Perhaps the most infectiously house-fuelled moment on the album is 'Not A Word', all retro-futuristic swoops of the synth, chiming piano stabs and robotic vocals. It's almost majestically catchy, the kind of track that, played loud, instantly evokes sweaty nights on the dancefloor and daydreams of a future vista where Blade Runner's grim dystopia is supplanted by sleek architecture and liberating technology, all the more utopian for freeing up individuals to dance and dance and dance. It's a great six minutes, pure escapism, and a reminder that, at its heart, house music was bright-eyed and idealistic, a vision of the future evinced through dance as new-found musical devices opened up a world of possibilities.

If Insides is a bright, hook-laden concoction, Greene has not, however, been totally immune to the shadows that percolate the post-Burial scene. Indeed, the latter's recent forays into disco- and trance-informed territories on EPs like Rival Dealer and the morose post-techno of Actress and early Vessel are what spring most immediately to mind on the epic 10-minute 'Lately', as mournful synths and barely perceptible phantomatic voices swirl around a persistent minimal beat or during the title track's stripped down, droning and fog-laden slog.

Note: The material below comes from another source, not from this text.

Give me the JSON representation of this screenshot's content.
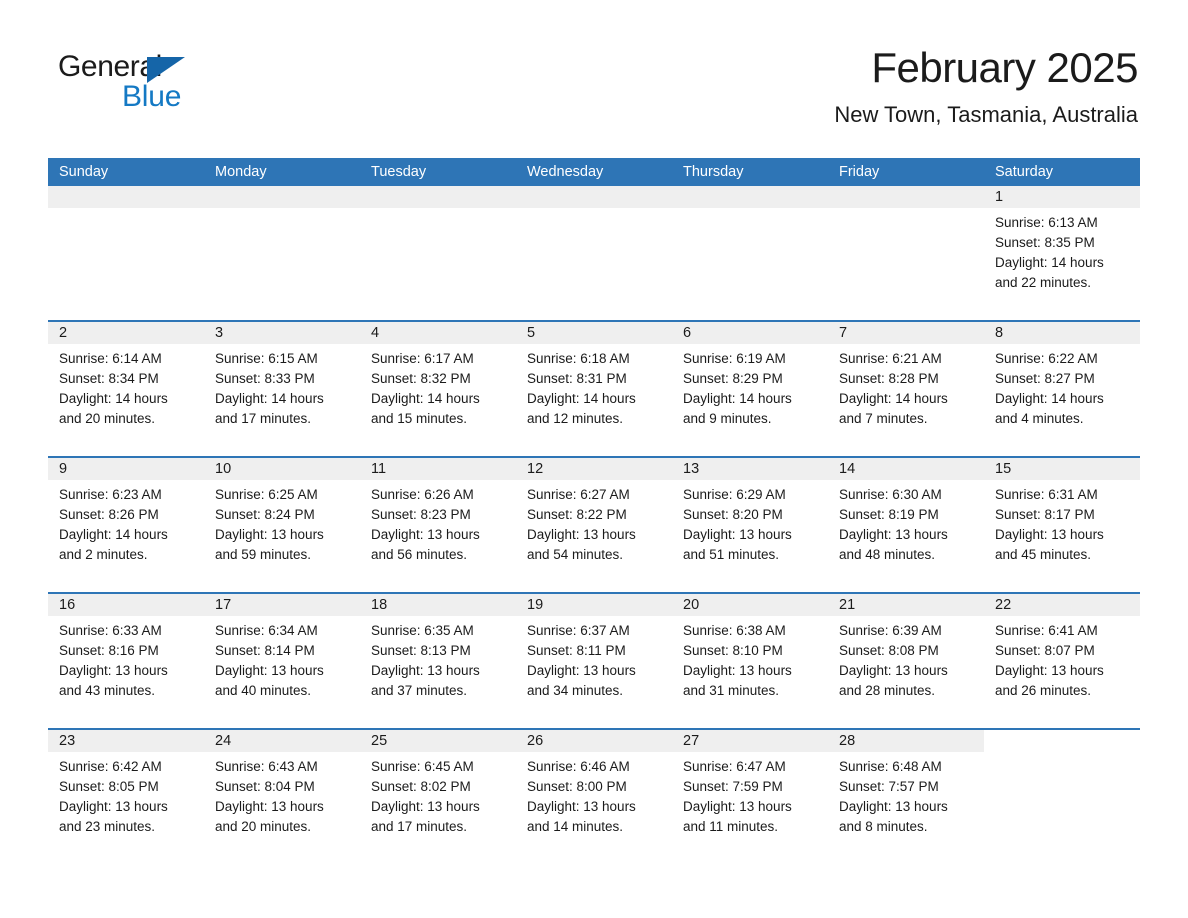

Most of Insides will make you want to dance, and there's is none of William Bevan's acute melancholia, but at times this is still music that works just as well listened to on a lonely night bus ride home at 4am as it does whilst dancing around your living room (I'm hoping I'm not that I'm not the only who does this when cleaning). You can't escape the night.

If that makes Insides sound doggedly frenzied, well, it is a bit. Maybe Greene has been listening to too many of dance music's increasingly disparate strands, but the house vibe is the one that ultimately triumphs on 'Folle' and 'Not A Word'. Indeed, the album's biggest flaw is not its hidden shades, but the fact that at times Fort Romeau sticks too doggedly to what he knows, meaning some tracks peter out rather unremarkably. Still, as an encapsulation of a night out shaking and swaying on a futuristic dancefloor, Insides mostly works pretty damn well, and will certainly appeal to fans yearning for the good times hinted at all those years ago.